That is the golden rule of World Cups. Slowly, over the last few days, color has started to flourish on the streets of Doha, fans draped in Ecuadorean tricolors and brandishing Moroccan flags and wearing thobes in Croatia’s checkerboard pattern while wandering through Souq Waqif, Doha’s purposefully vintage market, and along the waterfront Corniche.
This is what happens, no matter how deep-rooted and sincerely-held the concerns and the doubts and the distaste: the carnival erupts and the sport takes hold, the spotlight that had scoured the shadows of the tournament now focused resolutely and unapologetically on the brilliance of Brazil or the romance of Argentina or the ruthless poise of France.
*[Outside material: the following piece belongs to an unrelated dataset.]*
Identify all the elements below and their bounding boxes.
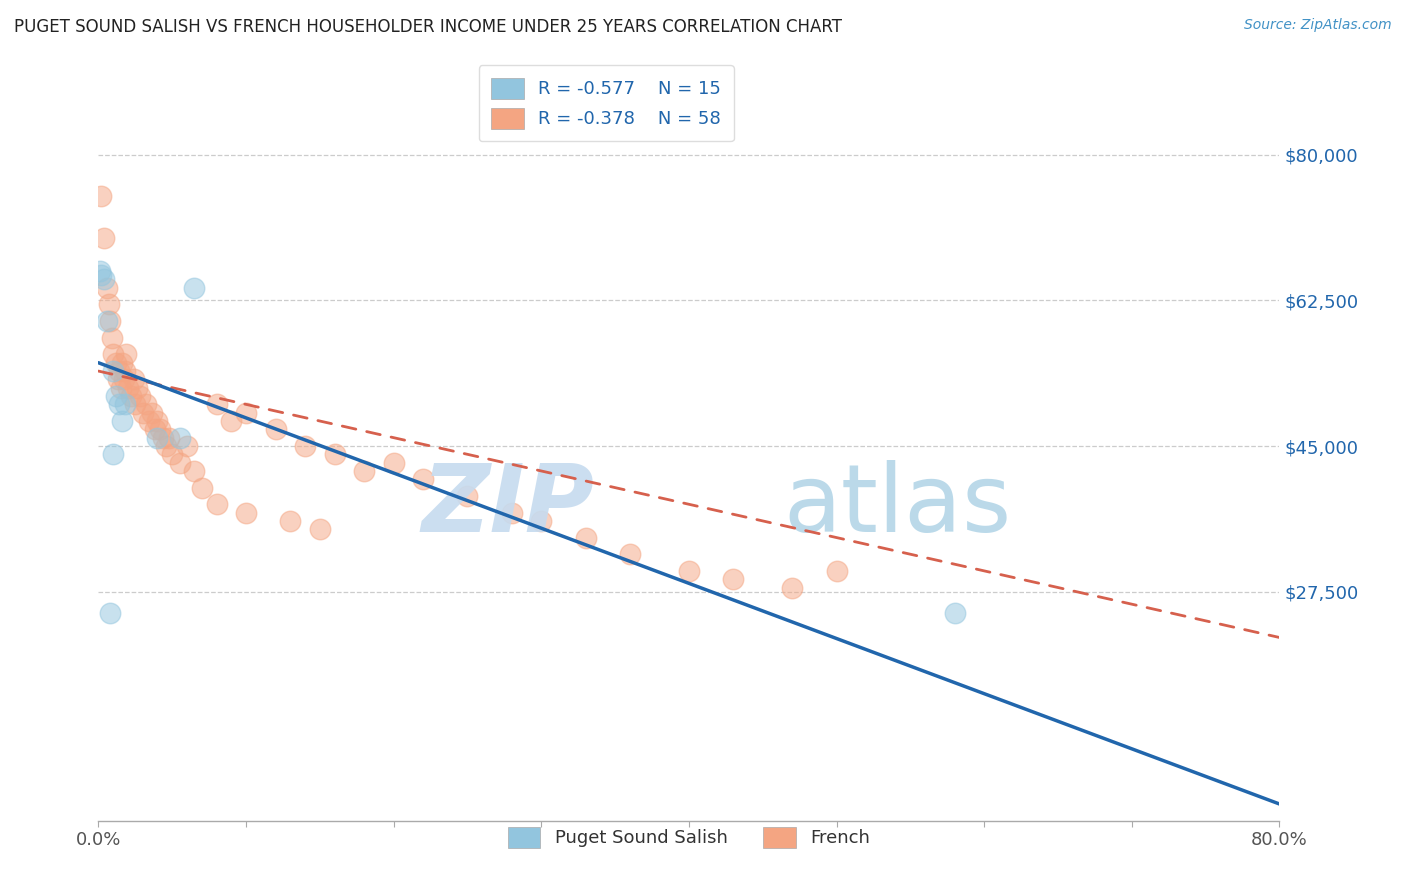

Qatar 2022, in that sense, is unusually rich. This tournament will provide the swan song for a whole generation of players, not only Lionel Messi and Cristiano Ronaldo but an entire roster of names who have dominated the sport for more than a decade. So open is the field that each and every one of them will harbor some realistic hope that their farewell may be glorious.
That, of course, is what both FIFA and the Qatari authorities are not so much hoping for as relying on. Infantino, at one point in his soliloquy, sounded almost beseeching, urging the news media — presumably — not to criticize the players, not to criticize Qatar, not to spoil the fun for everyone watching at home.
“We all have difficult lives,” Infantino said, though he chose not to discuss whether all of those difficulties are equal or even, really, comparable. All any of us craves, he said, is the chance to forget those worries for a while, to have some time “when we don’t have to think about this,” but can instead “concentrate on something we love, and that thing is football.”
It is hard to think of a more fitting summary for this World Cup, for the World Cup in general, for the way FIFA sees the world. Life is hard, and complicated, and unhappy. But try not to talk about it, or ask any questions about it, or even think about it all. Better, far better, not to resist, but instead to sit back and allow it wash over you and through you, an opiate against the pain.